When creating custom exception classes, always derive from the Exception class and not from the ApplicationException class. One of the reasons for this is that an instance of ApplicationException is thrown by the application and never by the runtime. In throwing an instance of ApplicationException in your code, you would just increase the call stack without adding much value.

It is a bad design approach to use exception handling to return information from a method. If you are returning exception data from your method, your class design is wrong and should be revisited. Note that exceptions are bubbled up to the higher level in the method call hierarchy and it is not a good practice to handle exceptions in all the layers of your application. You should handle an exception as higher up in the call hierarchy as you can -- you can consume an exception in the presentation layer and display appropriate messages to the user to notify the exact error that has occurred.

Re-throwing an exception is needed when you would like to rollback a database transaction. It is a good practice to use specific exceptions like FileNotFoundException, IOException, etc. when writing exception handlers and then a general catch block at the end with the Exception class. This would ensure that you get to know the exact error or the specific error that has occurred. The MSDN states: "The ApplicationException class does not provide information as to the cause of exceptions. In most scenarios, instances of this class should not be thrown. In cases where this class is instantiated, a human-readable message describing the error should be passed to the constructor."

You should use try - catch blocks to handle exceptions and use a finally block to clean up the resources used in your program. The try block would contain code that might raise an exception, the catch block will be used to handle the exception thrown inside the try block and the finally block will be used to deallocate any resources the program has used. Note that the finally block is guaranteed to be executed irrespective of whether an exception has occurred or not. Hence, finally block is the best place in your code for cleaning up the resources your program has used.

The code snippet below shows how the "using" statement can be used to dispose resources. Note that the "using" statement is an equivalent of try - finally block.
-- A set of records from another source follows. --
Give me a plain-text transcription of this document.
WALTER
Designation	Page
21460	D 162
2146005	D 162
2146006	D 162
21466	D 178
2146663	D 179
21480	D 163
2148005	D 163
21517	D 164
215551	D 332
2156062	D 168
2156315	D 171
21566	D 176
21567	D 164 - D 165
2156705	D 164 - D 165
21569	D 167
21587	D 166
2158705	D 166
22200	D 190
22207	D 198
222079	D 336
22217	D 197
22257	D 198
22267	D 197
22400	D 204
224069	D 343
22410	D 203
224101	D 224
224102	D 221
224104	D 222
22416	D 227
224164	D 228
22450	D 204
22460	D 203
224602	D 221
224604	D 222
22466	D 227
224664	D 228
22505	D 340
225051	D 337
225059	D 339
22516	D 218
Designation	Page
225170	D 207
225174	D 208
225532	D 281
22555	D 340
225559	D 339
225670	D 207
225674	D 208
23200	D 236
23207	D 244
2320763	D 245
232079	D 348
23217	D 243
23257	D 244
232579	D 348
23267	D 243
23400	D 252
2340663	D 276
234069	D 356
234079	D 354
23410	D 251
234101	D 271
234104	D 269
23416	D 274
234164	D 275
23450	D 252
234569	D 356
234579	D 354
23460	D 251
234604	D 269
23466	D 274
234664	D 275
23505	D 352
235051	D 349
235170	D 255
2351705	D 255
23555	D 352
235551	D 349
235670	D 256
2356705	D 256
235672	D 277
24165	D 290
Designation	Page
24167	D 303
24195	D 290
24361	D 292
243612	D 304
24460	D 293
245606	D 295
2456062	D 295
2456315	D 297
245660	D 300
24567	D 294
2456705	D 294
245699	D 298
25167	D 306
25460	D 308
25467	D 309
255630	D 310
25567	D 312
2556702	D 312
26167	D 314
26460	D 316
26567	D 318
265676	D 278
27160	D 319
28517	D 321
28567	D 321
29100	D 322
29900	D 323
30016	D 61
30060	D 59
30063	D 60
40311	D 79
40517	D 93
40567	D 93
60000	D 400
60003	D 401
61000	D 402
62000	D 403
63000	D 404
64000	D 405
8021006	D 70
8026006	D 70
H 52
public string Read(string fileName)
{
try
{
string data;
using (StreamReader streamReader = new StreamReader(fileName))
{
data = streamReader.ReadToEnd();
}
return data;
}
catch (Exception)
{
throw;
}
}
Throwing exceptions is expensive. It is a bad practice to rethrow exceptions - in rethrowing exceptions you would loose the stack trace.
try
{
//Some code that might throw an exception
}
catch(Exception ex)
{
throw ex;
}
Instead, just use the statement "throw" if you would like not to handle the exception in your exception handler and propagate the exception upwards in the call hierarchy.
try
{
//Some code that might throw an exception
}
catch(Exception ex)
{
throw;
}
Never swallow exceptions -- you should never hide the error that has occurred. It is a good practice to log exceptions in your application. When logging exceptions, you should always log the exception instance so that the complete stack trace is logged and not the exception message only. Here is an example that illustrates this.
try
{
//Some code that might throw an exception
}
catch(Exception ex)
{
LogManager.Log(ex.ToString());
}
You should never use exceptions to propagate or execute business rules in your application. You can avoid exceptions in your code by using proper validation logic. Exceptions should in most cases be avoided -- you should use it only when it is needed.